Ainsi, le Principe 3 de l'Annexe à la Recommandation n°
R (84) 5 adoptée par le Comité des Ministres du
Conseil de l'Europe le 28 février 1984 (Principes de
procédure civile propres à améliorer le fonctionnement
de la justice), établit que "Le juge devrait,
au moins lors de l'audience préliminaire, mais si possible
à tous les stades de la procédure, jouer un rôle
actif afin d'assurer, dans le respect des droits des parties et
du principe de leur égalité, un déroulement
rapide des procédures. Notamment, il devrait avoir, d'office,
les pouvoirs de demander aux parties toutes clarifications utiles,
de les faire comparaître personnellement, de soulever des
questions de droit, de rechercher les preuves au moins dans les
cas où le fond du litige n'est pas à la disposition
des parties, de diriger l'administration des preuves, d'exclure
des témoins si leur déposition éventuelle
manque de pertinence par rapport à l'affaire, de limiter
le nombre, s'il est excessif, des témoins appelés
à déposer sur les mêmes faits. Ces pouvoirs
devraient être exercés sans pour autant déborder
l'objet de l'action".
Le chemin emprunté par le législateur italien se
dirige, comme on vient de le voir, vers une direction tout à
fait opposée. Je m'abstiendrai ici de porter une appréciation
sur cette évolution, qui d'ailleurs est influencée
en Italie par la nécessité d'abréger la durée
scandaleuse de nos procédures. Je me bornerai seulement
à remarquer que plus importants sont les pouvoirs du juge,
plus haut doit être le niveau de son professionnalisme et
que dans cette matière beaucoup reste à faire.
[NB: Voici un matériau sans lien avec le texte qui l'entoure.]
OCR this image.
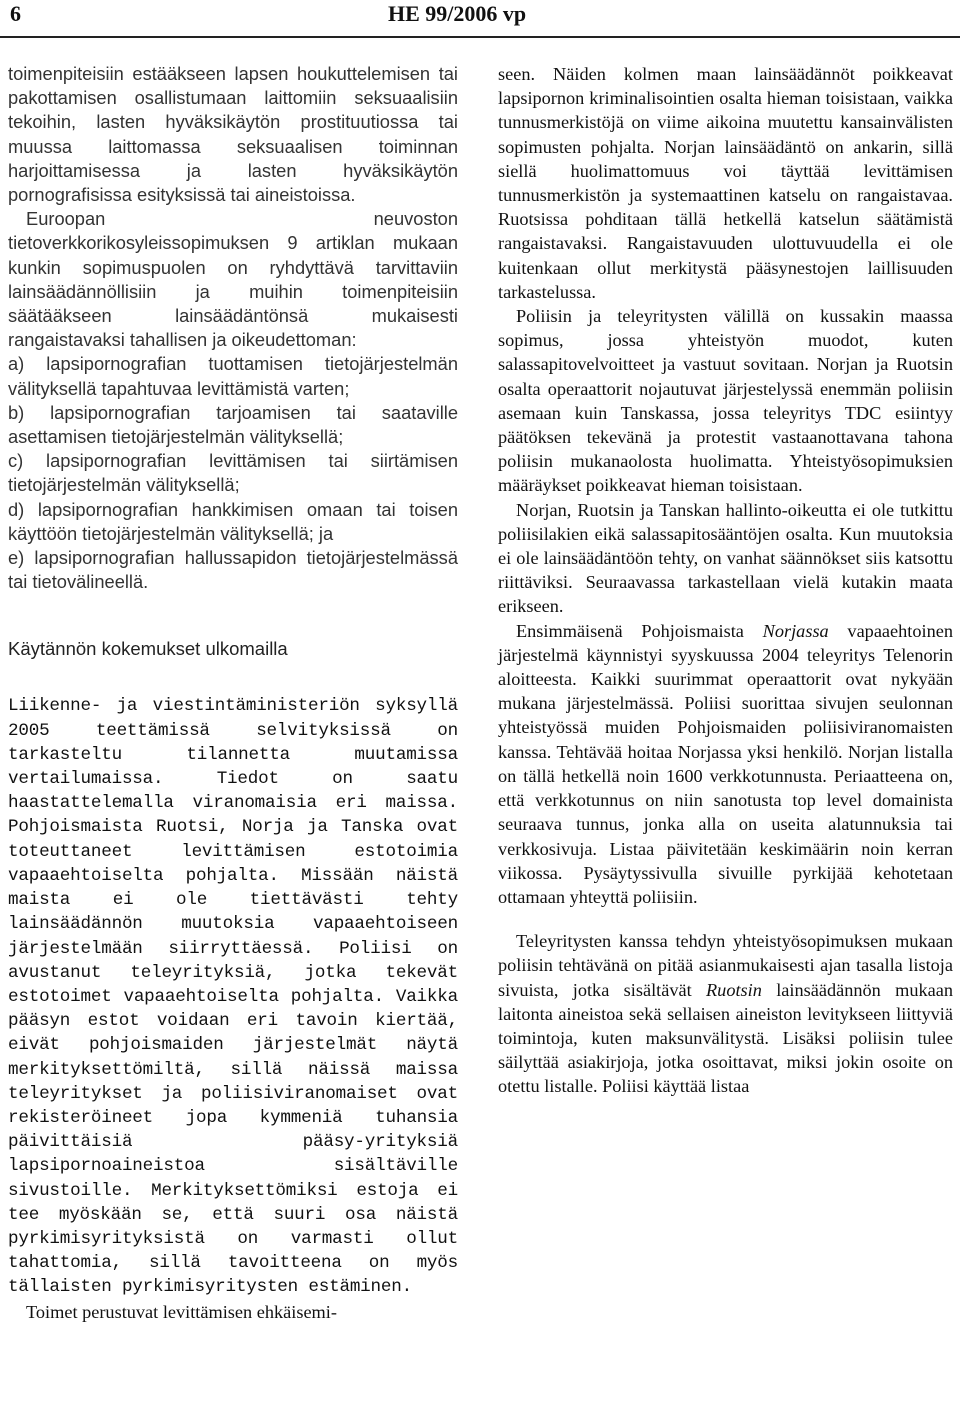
6	HE 99/2006 vp

toimenpiteisiin estääkseen lapsen houkuttelemisen tai pakottamisen osallistumaan laittomiin seksuaalisiin tekoihin, lasten hyväksikäytön prostituutiossa tai muussa laittomassa seksuaalisen toiminnan harjoittamisessa ja lasten hyväksikäytön pornografisissa esityksissä tai aineistoissa.

Euroopan neuvoston tietoverkkorikosyleissopimuksen 9 artiklan mukaan kunkin sopimuspuolen on ryhdyttävä tarvittaviin lainsäädännöllisiin ja muihin toimenpiteisiin säätääkseen lainsäädäntönsä mukaisesti rangaistavaksi tahallisen ja oikeudettoman:

a) lapsipornografian tuottamisen tietojärjestelmän välityksellä tapahtuvaa levittämistä varten;

b) lapsipornografian tarjoamisen tai saataville asettamisen tietojärjestelmän välityksellä;

c) lapsipornografian levittämisen tai siirtämisen tietojärjestelmän välityksellä;

d) lapsipornografian hankkimisen omaan tai toisen käyttöön tietojärjestelmän välityksellä; ja

e) lapsipornografian hallussapidon tietojärjestelmässä tai tietovälineellä.

Käytännön kokemukset ulkomailla

Liikenne- ja viestintäministeriön syksyllä 2005 teettämissä selvityksissä on tarkasteltu tilannetta muutamissa vertailumaissa. Tiedot on saatu haastattelemalla viranomaisia eri maissa. Pohjoismaista Ruotsi, Norja ja Tanska ovat toteuttaneet levittämisen estotoimia vapaaehtoiselta pohjalta. Missään näistä maista ei ole tiettävästi tehty lainsäädännön muutoksia vapaaehtoiseen järjestelmään siirryttäessä. Poliisi on avustanut teleyrityksiä, jotka tekevät estotoimet vapaaehtoiselta pohjalta. Vaikka pääsyn estot voidaan eri tavoin kiertää, eivät pohjoismaiden järjestelmät näytä merkityksettömiltä, sillä näissä maissa teleyritykset ja poliisiviranomaiset ovat rekisteröineet jopa kymmeniä tuhansia päivittäisiä pääsy-yrityksiä lapsipornoaineistoa sisältäville sivustoille. Merkityksettömiksi estoja ei tee myöskään se, että suuri osa näistä pyrkimisyrityksistä on varmasti ollut tahattomia, sillä tavoitteena on myös tällaisten pyrkimisyritysten estäminen.

Toimet perustuvat levittämisen ehkäisemi-

seen. Näiden kolmen maan lainsäädännöt poikkeavat lapsipornon kriminalisointien osalta hieman toisistaan, vaikka tunnusmerkistöjä on viime aikoina muutettu kansainvälisten sopimusten pohjalta. Norjan lainsäädäntö on ankarin, sillä siellä huolimattomuus voi täyttää levittämisen tunnusmerkistön ja systemaattinen katselu on rangaistavaa. Ruotsissa pohditaan tällä hetkellä katselun säätämistä rangaistavaksi. Rangaistavuuden ulottuvuudella ei ole kuitenkaan ollut merkitystä pääsynestojen laillisuuden tarkastelussa.

Poliisin ja teleyritysten välillä on kussakin maassa sopimus, jossa yhteistyön muodot, kuten salassapitovelvoitteet ja vastuut sovitaan. Norjan ja Ruotsin osalta operaattorit nojautuvat järjestelyssä enemmän poliisin asemaan kuin Tanskassa, jossa teleyritys TDC esiintyy päätöksen tekevänä ja protestit vastaanottavana tahona poliisin mukanaolosta huolimatta. Yhteistyösopimuksien määräykset poikkeavat hieman toisistaan.

Norjan, Ruotsin ja Tanskan hallinto-oikeutta ei ole tutkittu poliisilakien eikä salassapitosääntöjen osalta. Kun muutoksia ei ole lainsäädäntöön tehty, on vanhat säännökset siis katsottu riittäviksi. Seuraavassa tarkastellaan vielä kutakin maata erikseen.

Ensimmäisenä Pohjoismaista Norjassa vapaaehtoinen järjestelmä käynnistyi syyskuussa 2004 teleyritys Telenorin aloitteesta. Kaikki suurimmat operaattorit ovat nykyään mukana järjestelmässä. Poliisi suorittaa sivujen seulonnan yhteistyössä muiden Pohjoismaiden poliisiviranomaisten kanssa. Tehtävää hoitaa Norjassa yksi henkilö. Norjan listalla on tällä hetkellä noin 1600 verkkotunnusta. Periaatteena on, että verkkotunnus on niin sanotusta top level domainista seuraava tunnus, jonka alla on useita alatunnuksia tai verkkosivuja. Listaa päivitetään keskimäärin noin kerran viikossa. Pysäytyssivulla sivuille pyrkijää kehotetaan ottamaan yhteyttä poliisiin.

Teleyritysten kanssa tehdyn yhteistyösopimuksen mukaan poliisin tehtävänä on pitää asianmukaisesti ajan tasalla listoja sivuista, jotka sisältävät Ruotsin lainsäädännön mukaan laitonta aineistoa sekä sellaisen aineiston levitykseen liittyviä toimintoja, kuten maksunvälitystä. Lisäksi poliisin tulee säilyttää asiakirjoja, jotka osoittavat, miksi jokin osoite on otettu listalle. Poliisi käyttää listaa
L'administration judiciaire de la preuve est peut-être la
partie de la procédure civile la moins étudiée
dans les universités italiennes, surtout en ce qui concerne
ses aspects techniques. L'absence d'une école de la magistrature,
d'ailleurs, nous a jusqu'à maintenant empêché
d'élaborer sur le plan didactique des stratégies
d'apprentissage de la gestion concrète des mesures d'instruction
comparables à celles qu'on transmet aux auditeurs français
au cours de leur "scolarité bordelaise" (98), où,
comme j'ai pu personnellement constater, les jeunes collègues
découvrent avant même le début de la profession
de magistrat ce qu'en Italie on apprend souvent aux frais du justiciable.
La perspective de création en Italie d'une école
de la magistrature sur le modèle de l'E.N.M. (99) nous incite
donc a être moins pessimistes sur cet aspect du problème
de l'administration judiciaire de la preuve.